Foreclosures will be everywhere.
They are now. You just don’t see them because the banks are selling them to home flippers. We are at the peak if not close to peak of foreclosures right now.
Low interest rates will not last. Home prices will fall. Our fate is already sealed.
A bit doom and gloom. Low interest rates will not last. This is why im saying if you cant afford a home today you most certainly cant afford a home next year. Our fate is not sealed. We will see frozen house prices or very slow gains over the next couple of years. People who cant afford homes will move out of NY and go to NC or other areas that are more affordable.
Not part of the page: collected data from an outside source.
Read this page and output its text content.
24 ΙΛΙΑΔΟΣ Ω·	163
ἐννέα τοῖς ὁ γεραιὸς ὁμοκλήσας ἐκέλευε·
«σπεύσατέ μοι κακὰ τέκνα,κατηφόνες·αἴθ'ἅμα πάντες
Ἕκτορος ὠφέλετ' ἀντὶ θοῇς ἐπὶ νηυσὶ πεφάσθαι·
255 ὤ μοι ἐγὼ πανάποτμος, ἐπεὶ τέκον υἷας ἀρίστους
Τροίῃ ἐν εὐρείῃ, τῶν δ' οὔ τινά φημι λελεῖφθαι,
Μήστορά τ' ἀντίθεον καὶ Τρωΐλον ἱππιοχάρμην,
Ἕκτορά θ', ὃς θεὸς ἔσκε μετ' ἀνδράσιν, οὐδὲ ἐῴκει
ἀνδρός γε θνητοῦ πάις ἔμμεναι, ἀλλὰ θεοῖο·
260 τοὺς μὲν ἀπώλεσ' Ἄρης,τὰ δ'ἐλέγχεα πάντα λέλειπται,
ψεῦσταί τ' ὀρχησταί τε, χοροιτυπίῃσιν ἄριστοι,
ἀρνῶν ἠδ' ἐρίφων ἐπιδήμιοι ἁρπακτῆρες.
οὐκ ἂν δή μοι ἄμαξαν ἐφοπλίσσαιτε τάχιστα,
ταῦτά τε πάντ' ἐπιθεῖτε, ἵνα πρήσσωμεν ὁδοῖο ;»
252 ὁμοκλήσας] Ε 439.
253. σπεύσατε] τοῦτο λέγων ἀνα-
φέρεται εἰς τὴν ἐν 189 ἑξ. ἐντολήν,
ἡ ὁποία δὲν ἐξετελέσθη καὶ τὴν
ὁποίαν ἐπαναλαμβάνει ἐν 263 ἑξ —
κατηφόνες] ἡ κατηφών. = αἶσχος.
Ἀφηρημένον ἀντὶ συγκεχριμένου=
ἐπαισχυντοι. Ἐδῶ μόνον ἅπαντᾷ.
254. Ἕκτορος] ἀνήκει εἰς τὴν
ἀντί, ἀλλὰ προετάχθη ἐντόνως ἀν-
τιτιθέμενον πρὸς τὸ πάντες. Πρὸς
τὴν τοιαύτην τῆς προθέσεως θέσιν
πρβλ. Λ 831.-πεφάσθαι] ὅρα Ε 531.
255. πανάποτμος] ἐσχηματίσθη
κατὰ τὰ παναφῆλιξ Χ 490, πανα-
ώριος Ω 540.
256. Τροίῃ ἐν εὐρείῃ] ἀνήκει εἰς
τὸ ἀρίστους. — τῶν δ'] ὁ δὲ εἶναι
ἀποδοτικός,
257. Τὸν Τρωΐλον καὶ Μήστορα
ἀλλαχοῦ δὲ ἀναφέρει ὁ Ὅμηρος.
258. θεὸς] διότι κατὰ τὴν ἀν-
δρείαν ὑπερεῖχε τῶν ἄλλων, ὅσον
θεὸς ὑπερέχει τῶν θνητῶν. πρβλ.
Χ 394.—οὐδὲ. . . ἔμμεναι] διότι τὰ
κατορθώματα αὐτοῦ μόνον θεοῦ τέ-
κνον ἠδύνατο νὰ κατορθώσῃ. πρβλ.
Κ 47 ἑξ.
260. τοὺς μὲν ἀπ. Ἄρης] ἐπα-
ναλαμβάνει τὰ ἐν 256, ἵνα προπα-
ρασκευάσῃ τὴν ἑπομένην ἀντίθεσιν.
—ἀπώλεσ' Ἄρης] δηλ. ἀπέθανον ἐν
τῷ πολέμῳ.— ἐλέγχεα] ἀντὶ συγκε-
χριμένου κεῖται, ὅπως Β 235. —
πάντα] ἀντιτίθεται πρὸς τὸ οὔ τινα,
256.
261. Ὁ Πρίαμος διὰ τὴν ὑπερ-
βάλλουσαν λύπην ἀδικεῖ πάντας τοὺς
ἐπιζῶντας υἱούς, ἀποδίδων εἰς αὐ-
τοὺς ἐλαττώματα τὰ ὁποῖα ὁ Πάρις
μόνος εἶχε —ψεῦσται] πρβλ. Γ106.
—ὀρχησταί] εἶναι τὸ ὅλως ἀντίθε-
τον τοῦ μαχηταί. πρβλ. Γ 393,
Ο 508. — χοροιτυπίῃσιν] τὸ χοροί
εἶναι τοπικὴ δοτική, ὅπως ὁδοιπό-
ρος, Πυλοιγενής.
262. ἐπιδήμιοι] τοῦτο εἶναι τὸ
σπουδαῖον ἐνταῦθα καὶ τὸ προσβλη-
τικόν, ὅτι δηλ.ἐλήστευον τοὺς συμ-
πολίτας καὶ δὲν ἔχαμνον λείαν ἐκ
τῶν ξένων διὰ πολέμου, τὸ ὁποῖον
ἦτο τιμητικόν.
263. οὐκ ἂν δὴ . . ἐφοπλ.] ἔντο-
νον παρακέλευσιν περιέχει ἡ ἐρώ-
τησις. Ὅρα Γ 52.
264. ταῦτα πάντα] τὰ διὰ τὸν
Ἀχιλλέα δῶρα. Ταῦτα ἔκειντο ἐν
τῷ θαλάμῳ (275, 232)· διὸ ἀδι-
This is the way LI has been since the late 80's. You either can make it on LI or you move. That’s the way its been, that’s the way it will always be. Don’t forget we have a huge money making city right next door. This alone keeps the money on LI the closer to the city the more expensive the home prices.
My advice is buy now. If you cant good luck next year. Interest rates will be about 1 point higher buy prices will stay the same or very little movement down.